Reviewed by Steve Martin
The triumph of discovering the top quark at Fermilab was inversely proportional to its surprise value.
Theory told us it was there, and how it would behave. We knew we would find it--knew we HAD to find it--and many of us delighted in having an explanation ready when curious, non-physicist friends asked the question they thought would stump us before the discovery.
"So, let's see if I've got this straight," their challenge might begin. "People at Fermilab are smashing protons and antiprotons together to try to make top quarks. Nobody has ever seen one of these top quarks, and yet you say you are absolutely sure they exist. Why?"
The best answer lies in the symmetries of the equations of the Standard Model of elementary particles and forces, the foundation of modern particle physics. One particular symmetry, called "weak isospin," requires that some equations don't change if the symbol used to represent each particle is exchanged with one belonging to a partner particle. The up and down quarks are partners of each other; so are the strange and charm quarks. Every quark must have its own partner, or the mathematics of the Standard Model would fall apart. The Standard Model was so well-tested in many other ways that this was inconceivable. Thus, the undiscovered partner of the bottom quark, the top quark, simply HAD to exist.
This was hardly the first time that a symmetry had insisted on predicting a new particle. In one of the earliest examples, Dirac used the relativistic symmetries of space and time to make the stunning prediction that the electron must have a partner. The positron was soon discovered.
In his new book "Supersymmetry," University of Michigan physics professor Gordon Kane uses these examples and other arguments to show how we might anticipate the next great discoveries. In clear language aimed at a wide audience, he explains what supersymmetry is, why many particle physicists believe in it, how to look for it, and what a successful hunt might bring home.
Supersymmetry is a particularly ambitious cousin of the known symmetries. Like weak isospin, it predicts that every fundamental particle has a new partner, called a superpartner. The revolutionary, or "super," part is that the superpartners must carry different amounts of spin. No other symmetry dares to do such a thing, because particles with different spins don't seem to behave much like each other.
Circumstantial evidence yields the only clues to superpartners, and not all particle physicists are convinced they exist, as they were about the top quark. Still, as Kane explains, "Supersymmetry is now a sufficiently mature area, and sufficiently close to confirmation... that a wider understanding of its content and implications is both possible and worthwhile." And he illustrates why many particle theorists have fallen in love with supersymmetry as the preferred pathway beyond the Standard Model.
Kane reviews the Standard Model with special attention to puzzles that point towards supersymmetryˇincluding the Higgs boson, postulated as the source of mass, the next great quest for particle physicists. He explains that the tiny length scales at which a Higgs boson would be important are actually huge compared to the length scales where gravity produces strong quantum effects. Without supersymmetry, this appears to be very odd; these two important length scales are hard to separate in the equations. With supersymmetry, pairs of superpartners can easily conspire to allow the two length scales to be as different as they indeed are.

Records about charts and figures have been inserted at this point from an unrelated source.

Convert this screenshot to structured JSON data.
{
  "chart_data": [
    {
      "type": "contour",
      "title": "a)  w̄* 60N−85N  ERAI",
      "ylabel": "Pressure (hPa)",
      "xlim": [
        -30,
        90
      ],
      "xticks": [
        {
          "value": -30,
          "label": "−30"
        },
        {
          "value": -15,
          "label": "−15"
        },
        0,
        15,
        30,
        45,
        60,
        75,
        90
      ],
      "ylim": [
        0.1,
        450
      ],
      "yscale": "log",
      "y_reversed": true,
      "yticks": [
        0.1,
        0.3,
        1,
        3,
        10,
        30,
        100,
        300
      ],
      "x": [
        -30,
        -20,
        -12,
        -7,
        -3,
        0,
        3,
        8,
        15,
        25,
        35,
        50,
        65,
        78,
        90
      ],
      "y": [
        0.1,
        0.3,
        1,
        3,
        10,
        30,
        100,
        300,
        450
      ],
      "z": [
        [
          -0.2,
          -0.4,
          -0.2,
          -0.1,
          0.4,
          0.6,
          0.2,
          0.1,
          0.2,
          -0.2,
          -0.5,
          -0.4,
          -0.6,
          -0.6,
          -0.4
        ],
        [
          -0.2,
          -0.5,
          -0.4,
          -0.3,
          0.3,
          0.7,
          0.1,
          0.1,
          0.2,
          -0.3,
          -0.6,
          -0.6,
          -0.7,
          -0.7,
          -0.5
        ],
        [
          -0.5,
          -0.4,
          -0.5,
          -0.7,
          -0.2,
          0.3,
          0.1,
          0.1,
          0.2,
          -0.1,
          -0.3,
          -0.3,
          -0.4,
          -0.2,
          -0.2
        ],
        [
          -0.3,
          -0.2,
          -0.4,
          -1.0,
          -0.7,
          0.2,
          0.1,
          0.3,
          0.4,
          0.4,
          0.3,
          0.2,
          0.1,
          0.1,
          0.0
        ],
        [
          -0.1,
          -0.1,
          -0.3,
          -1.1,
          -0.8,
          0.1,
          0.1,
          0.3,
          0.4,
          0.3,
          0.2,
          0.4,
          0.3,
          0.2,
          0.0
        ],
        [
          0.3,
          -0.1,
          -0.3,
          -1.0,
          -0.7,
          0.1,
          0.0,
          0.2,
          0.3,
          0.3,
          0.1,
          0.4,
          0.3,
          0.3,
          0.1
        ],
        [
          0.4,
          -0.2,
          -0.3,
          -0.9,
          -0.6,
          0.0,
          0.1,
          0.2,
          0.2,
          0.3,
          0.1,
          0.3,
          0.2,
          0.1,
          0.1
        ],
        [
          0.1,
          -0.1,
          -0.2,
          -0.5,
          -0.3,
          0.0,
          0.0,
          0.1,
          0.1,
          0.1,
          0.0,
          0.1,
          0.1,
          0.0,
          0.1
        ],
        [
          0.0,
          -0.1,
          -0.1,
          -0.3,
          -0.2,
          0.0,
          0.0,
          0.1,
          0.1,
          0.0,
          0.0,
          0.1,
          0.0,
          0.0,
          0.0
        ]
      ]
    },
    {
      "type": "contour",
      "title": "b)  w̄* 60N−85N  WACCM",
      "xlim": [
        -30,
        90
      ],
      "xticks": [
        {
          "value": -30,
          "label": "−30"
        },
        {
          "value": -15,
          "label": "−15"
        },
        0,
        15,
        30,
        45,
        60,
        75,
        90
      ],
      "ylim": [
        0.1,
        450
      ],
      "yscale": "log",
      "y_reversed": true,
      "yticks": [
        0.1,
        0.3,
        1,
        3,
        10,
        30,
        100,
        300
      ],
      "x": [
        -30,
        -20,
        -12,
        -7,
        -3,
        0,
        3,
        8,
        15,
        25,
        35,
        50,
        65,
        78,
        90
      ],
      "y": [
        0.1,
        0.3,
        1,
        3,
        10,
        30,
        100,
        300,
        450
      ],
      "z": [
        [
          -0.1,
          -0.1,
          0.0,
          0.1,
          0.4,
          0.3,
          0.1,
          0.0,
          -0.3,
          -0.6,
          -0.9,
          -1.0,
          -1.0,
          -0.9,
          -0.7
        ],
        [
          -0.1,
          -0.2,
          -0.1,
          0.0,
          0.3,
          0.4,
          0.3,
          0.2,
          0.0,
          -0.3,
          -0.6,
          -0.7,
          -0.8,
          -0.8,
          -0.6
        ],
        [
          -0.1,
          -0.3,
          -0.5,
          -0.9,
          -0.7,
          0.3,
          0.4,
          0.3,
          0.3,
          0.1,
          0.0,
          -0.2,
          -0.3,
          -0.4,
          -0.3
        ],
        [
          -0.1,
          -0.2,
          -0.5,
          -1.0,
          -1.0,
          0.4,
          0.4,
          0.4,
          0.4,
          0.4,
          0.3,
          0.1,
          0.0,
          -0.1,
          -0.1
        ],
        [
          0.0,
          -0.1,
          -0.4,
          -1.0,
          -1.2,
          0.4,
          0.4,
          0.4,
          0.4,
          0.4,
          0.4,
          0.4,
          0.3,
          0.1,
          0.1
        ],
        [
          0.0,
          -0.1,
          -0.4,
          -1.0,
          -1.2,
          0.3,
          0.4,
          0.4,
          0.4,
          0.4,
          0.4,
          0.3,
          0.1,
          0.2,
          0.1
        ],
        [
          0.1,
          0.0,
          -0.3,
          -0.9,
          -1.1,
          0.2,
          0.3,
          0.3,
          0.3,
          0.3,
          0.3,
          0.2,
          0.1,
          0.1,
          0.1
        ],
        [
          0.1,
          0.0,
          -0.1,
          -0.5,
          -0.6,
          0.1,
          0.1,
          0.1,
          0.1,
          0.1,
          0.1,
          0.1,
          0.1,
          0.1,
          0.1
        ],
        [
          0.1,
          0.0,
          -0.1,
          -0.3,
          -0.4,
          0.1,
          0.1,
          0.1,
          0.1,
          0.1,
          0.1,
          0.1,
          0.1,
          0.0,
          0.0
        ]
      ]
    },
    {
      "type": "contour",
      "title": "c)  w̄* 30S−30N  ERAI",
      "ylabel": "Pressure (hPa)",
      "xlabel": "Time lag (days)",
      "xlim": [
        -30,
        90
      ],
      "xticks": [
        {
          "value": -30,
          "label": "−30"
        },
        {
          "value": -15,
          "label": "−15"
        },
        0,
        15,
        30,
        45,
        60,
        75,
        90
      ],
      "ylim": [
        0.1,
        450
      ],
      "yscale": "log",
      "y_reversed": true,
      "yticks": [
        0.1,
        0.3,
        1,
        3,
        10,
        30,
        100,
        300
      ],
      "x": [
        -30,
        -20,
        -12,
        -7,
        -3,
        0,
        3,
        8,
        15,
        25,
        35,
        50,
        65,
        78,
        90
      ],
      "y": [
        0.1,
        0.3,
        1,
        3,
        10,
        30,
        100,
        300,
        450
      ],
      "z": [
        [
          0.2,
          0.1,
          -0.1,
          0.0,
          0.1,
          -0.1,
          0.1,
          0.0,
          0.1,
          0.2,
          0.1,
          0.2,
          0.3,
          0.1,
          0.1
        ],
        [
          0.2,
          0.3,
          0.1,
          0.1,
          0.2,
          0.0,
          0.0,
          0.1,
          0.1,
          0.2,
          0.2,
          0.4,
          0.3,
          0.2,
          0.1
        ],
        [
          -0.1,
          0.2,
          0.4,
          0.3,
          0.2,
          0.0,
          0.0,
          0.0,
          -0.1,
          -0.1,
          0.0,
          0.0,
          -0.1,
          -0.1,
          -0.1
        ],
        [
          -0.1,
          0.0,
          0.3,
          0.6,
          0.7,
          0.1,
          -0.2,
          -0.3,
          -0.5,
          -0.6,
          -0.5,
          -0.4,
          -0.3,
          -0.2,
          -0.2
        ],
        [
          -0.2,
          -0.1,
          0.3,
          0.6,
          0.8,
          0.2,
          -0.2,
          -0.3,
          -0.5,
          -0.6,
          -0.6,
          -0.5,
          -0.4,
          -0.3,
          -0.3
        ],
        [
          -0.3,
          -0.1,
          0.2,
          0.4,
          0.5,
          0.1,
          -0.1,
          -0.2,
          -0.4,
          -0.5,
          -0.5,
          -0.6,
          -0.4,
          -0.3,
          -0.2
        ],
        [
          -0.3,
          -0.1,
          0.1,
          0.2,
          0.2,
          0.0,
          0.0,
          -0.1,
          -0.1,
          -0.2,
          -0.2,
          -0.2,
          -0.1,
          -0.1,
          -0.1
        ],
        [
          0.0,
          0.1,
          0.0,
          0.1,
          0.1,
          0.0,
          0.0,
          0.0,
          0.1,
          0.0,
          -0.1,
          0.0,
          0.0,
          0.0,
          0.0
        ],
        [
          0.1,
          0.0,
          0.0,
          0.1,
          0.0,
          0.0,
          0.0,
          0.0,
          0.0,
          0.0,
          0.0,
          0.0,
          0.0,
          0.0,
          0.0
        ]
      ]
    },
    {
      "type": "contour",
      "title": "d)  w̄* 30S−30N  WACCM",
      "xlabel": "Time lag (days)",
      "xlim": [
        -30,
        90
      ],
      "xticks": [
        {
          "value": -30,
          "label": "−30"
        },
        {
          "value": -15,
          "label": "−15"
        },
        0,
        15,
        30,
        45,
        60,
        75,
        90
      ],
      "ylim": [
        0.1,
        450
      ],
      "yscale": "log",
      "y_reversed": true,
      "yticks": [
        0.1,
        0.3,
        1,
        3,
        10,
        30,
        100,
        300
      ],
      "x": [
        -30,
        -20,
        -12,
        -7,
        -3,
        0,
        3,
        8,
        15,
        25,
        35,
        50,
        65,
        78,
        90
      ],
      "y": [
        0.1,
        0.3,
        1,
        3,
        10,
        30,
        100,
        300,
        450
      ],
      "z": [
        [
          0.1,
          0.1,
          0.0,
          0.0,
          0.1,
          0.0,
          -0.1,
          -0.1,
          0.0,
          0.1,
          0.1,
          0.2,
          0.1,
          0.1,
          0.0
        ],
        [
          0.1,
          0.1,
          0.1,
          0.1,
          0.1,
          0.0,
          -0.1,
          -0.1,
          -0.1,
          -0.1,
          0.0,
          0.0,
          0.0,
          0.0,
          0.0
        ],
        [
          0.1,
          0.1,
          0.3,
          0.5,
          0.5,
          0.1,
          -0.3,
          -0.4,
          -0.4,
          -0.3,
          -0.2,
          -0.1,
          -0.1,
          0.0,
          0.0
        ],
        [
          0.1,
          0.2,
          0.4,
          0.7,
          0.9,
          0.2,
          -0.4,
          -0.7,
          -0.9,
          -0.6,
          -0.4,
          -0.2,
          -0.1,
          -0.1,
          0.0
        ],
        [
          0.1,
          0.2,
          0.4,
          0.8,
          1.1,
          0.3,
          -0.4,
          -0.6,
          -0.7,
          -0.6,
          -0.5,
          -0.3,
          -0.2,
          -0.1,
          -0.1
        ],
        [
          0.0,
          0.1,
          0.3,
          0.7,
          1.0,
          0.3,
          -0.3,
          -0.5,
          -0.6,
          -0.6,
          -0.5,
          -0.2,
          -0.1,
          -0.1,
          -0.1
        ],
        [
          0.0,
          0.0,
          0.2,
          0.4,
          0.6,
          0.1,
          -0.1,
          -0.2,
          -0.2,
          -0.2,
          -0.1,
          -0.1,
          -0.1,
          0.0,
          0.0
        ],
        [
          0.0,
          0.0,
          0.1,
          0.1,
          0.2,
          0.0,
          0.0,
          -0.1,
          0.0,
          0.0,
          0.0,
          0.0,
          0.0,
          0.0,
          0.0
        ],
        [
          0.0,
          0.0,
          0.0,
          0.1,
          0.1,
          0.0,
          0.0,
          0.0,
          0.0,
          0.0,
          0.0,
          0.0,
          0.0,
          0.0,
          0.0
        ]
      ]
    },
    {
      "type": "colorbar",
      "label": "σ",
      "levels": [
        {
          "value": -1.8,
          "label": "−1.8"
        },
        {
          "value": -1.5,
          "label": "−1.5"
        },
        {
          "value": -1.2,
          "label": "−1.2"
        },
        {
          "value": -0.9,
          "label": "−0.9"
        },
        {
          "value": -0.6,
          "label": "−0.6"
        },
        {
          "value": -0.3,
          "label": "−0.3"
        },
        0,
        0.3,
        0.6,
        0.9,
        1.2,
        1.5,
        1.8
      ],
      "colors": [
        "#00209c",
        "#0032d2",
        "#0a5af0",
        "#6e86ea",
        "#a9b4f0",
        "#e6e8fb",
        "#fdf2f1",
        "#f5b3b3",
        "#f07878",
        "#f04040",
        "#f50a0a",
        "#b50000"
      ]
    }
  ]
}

All the superpartner particles ("sparticles") are introduced next, with such whimsical-sounding names as squark, slepton, photino, and Wino ("Wee-no"). Using easy-to-understand diagrams, Kane offers a guide to some of their habits and personalities. There is a specific, but not technical, discussion of how we expect supersymmetric particles to be produced in colliders, and how the results of their decays are detected. Kane clearly explains how to tell the resulting events apart from those produced by known particles. Not surprisingly, Fermilab plays a central role here, and Kane strongly makes the point that this is a great place to discover superpartners, if they exist. Kane even extends an invitation to visit Fermilab, complete with photographs. Kane also argues eloquently for the value of future projects and the necessity of funding them.
What will we learn if supersymmetry is found? Among other possibilities, Kane proposes supersymmetry as a solution to the dark matter problem. He is not afraid to point out that supersymmetry provokes some challenges of its own. He argues, however, that discovering sparticles may help us to get at what he calls the "primary theory." This is an insightful (and sensible) term for what others have called the "theory of everything" (slightly grandiose, considering it doesn't address the behavior of complex systems) or the "final theory" (unnecessarily bleak). While tests of a primary theory will be possible, it isn't so clear that anything like decisive tests will be forthcoming, so I found this part of the book to be especially provocative.
For nearly two decades, Kane has been an enthusiastic advocate for taking sparticles seriously in experimental physics, not always a popular position. For the first ten years or so after its proposal in the early 1970's, supersymmetry was widely regarded as a theoretical plaything. Kane recalls those days when theory research funds were granted (to others) with a strict condition that they NOT be spent on investigating supersymmetry.
Whether or not supersymmetry wins final vindication within the decade to come, Kane's book will remain a readable and fascinating account of how physicists make educated guesses and test them.